How does the U-PLC enhance a user document?
Because the entire series of interaction between a user and a product is described in the U-PLC, you can craft a comprehensive user document from it. This shall enable the user to obtain complete information about how the product is handled. This covers everything from the moment of purchase until disposal.
Listed below are the different stages in the U-PLC that you must consider when creating a user document.
- Product transport and unpacking
This covers guidelines about transporting the product and successfully getting it into its working location. This information is usually already present in the packaging. You should still list it down on the user document for the sake of completeness.
- General information about the product
This is another piece of information that one should list on its early parts. Among the topics included in this section are the disclaimers and the safety and legal information. In addition, this part describes how the product can benefit the user. User documents should mention the product’s key features.
- Product installation or setup
This refers to the capabilities the process of setting up the product requires. There may be differences in the writer’s assumptions and the actual user experience. Thus, it’s smart to fully list down the skills and rules needed to carry out the installation on the user document. A checklist to determine if the user can set it up by himself or should seek outside help is helpful. More than this, some places have imposed laws limiting its citizens from installing certain products without professional assistance. For instance, self-installations involving the modification of circuits is illegal in some parts of Canada.

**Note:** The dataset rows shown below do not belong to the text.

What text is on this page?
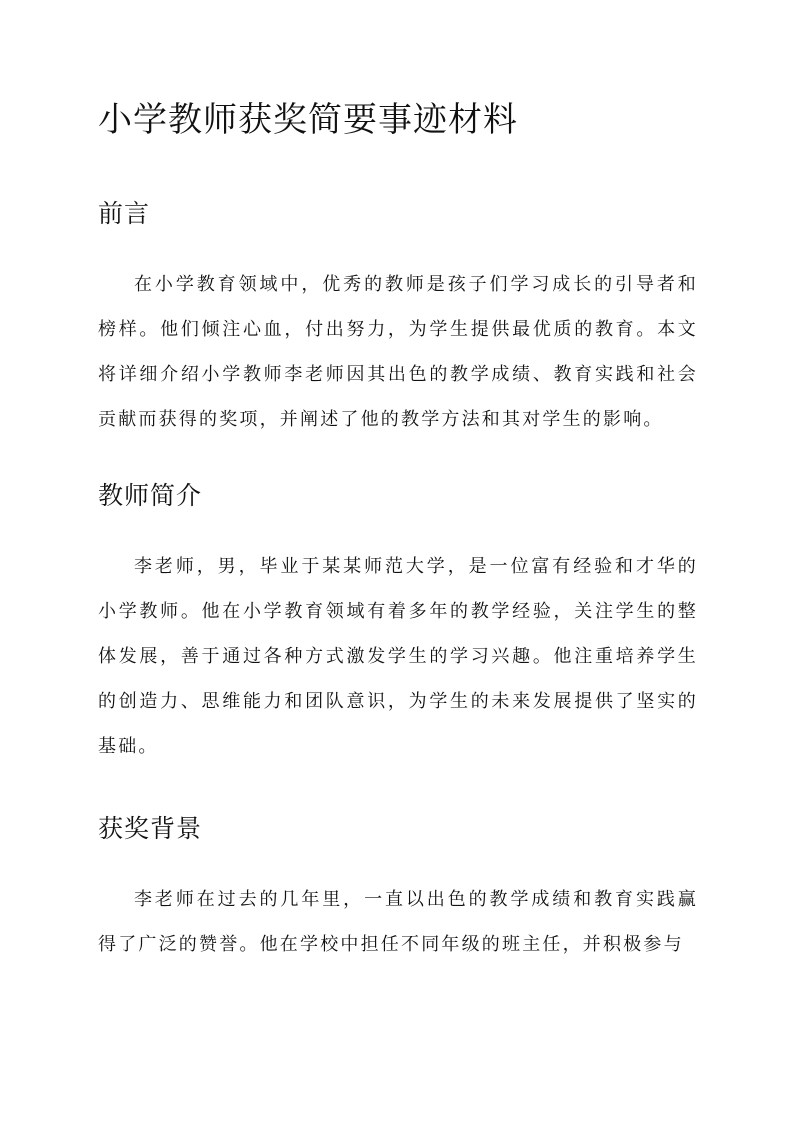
小学教师获奖简要事迹材料
前言

在小学教育领域中，优秀的教师是孩子们学习成长的引导者和榜样。他们倾注心血，付出努力，为学生提供最优质的教育。本文将详细介绍小学教师李老师因其出色的教学成绩、教育实践和社会贡献而获得的奖项，并阐述了他的教学方法和其对学生的影响。

教师简介

李老师，男，毕业于某某师范大学，是一位富有经验和才华的小学教师。他在小学教育领域有着多年的教学经验，关注学生的整体发展，善于通过各种方式激发学生的学习兴趣。他注重培养学生的创造力、思维能力和团队意识，为学生的未来发展提供了坚实的基础。

获奖背景

李老师在过去的几年里，一直以出色的教学成绩和教育实践赢得了广泛的赞誉。他在学校中担任不同年级的班主任，并积极参与
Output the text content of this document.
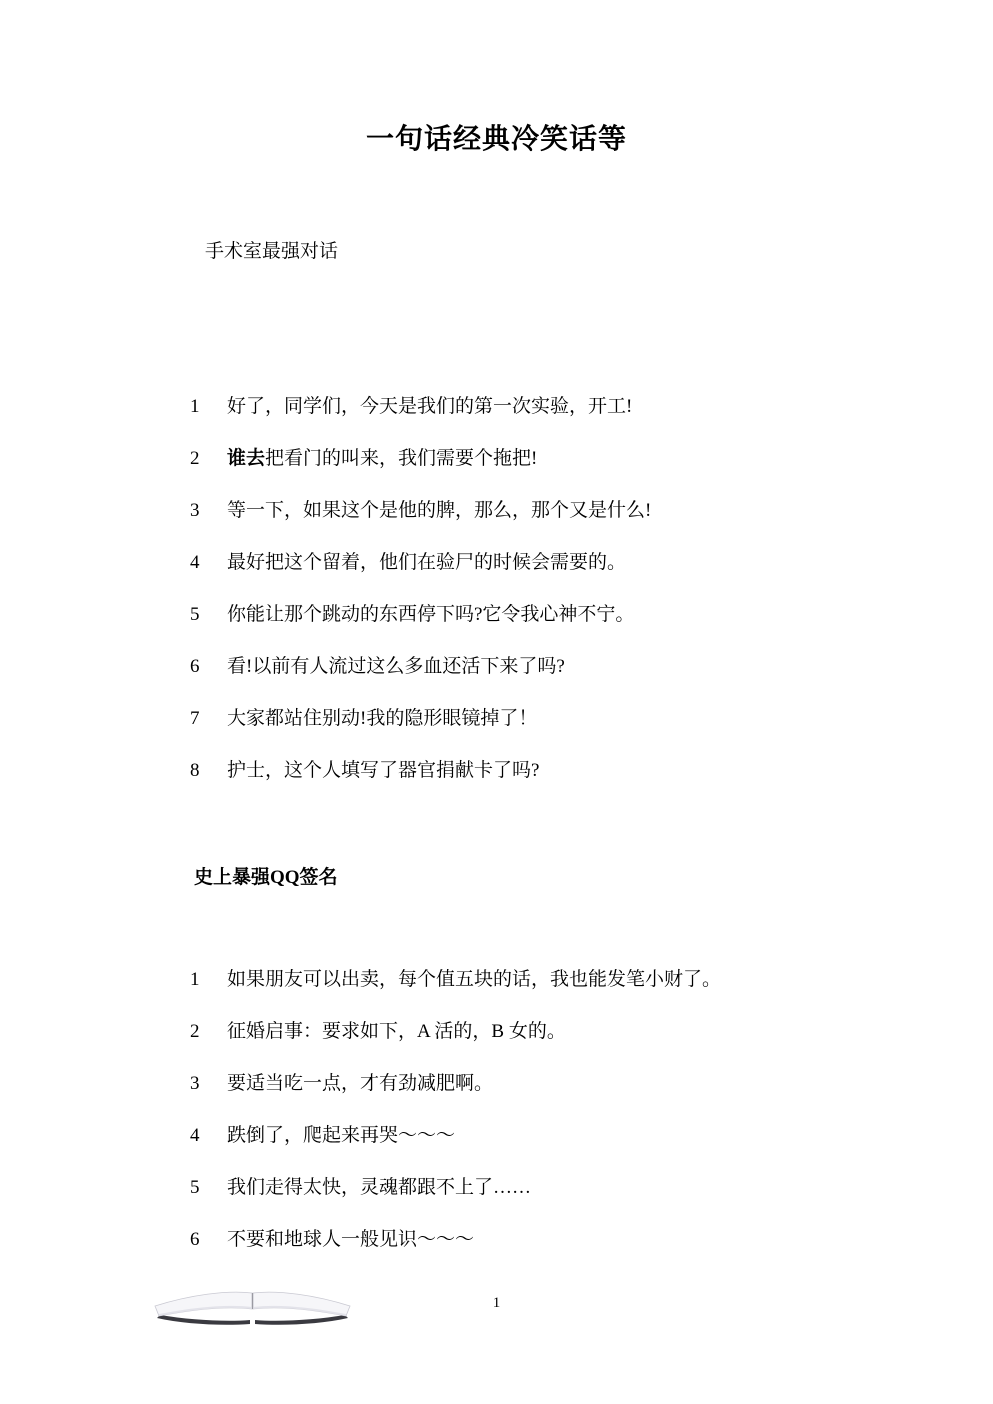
一句话经典冷笑话等
手术室最强对话
1	好了，同学们，今天是我们的第一次实验，开工!
2	谁去把看门的叫来，我们需要个拖把!
3	等一下，如果这个是他的脾，那么，那个又是什么!
4	最好把这个留着，他们在验尸的时候会需要的。
5	你能让那个跳动的东西停下吗?它令我心神不宁。
6	看!以前有人流过这么多血还活下来了吗?
7	大家都站住别动!我的隐形眼镜掉了！
8	护士，这个人填写了器官捐献卡了吗?
史上暴强QQ签名
1	如果朋友可以出卖，每个值五块的话，我也能发笔小财了。
2	征婚启事：要求如下，A 活的，B 女的。
3	要适当吃一点，才有劲减肥啊。
4	跌倒了，爬起来再哭～～～
5	我们走得太快，灵魂都跟不上了……
6	不要和地球人一般见识～～～
1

It’s important to look at the bigger picture when one writes a user document. Considerations about the different environments on which a product may possibly exist will help you ensure that the information you provide is complete. As an example, one must consider the changes that different operating systems may cause on certain software.
- Product usage
This is the core of a user document. It should contain complete details encompassing the time from when a user starts the product until shutting it down. When discussing the actual use of the product, ensure that every function is covered. Progressing from the most basic to the most advanced is also advised. After this, discussing how to shut down the product isn’t only about turning it off. You must also include notes about maintenance steps that should be done when the product is shut down.
- Product maintenance
This section of the user document is about the regular maintenance practices that must be done after some time. Divide this part into different categories like daily, weekly, monthly, and annually—whatever is applicable.
- Moving the product
Some products may have different instructions for transport after purchase and transport after some use. Make sure to include both in your user document. A great example for this is moving software to another computer. Suppose a user has upgraded his device. What instructions should he follow to successfully transfer everything to the new computer?
For physical products, include the necessary instructions for moving into another location.
- Discarding the product
In this section of the user document, it’s advisable to only talk about putting the product up for sale. You can mention that by religiously following and keeping it, it may be easier to sell the product in the future.
Some final reminders about using U-PLC in your user document
The good ones rely on the comprehensiveness and accuracy of the presented information. When you follow the user-product life cycle, you make these traits guaranteed for the future user. If you want to maximize the user document further, you can collaborate with your company’s marketing team to include a section for the acquisition of the product.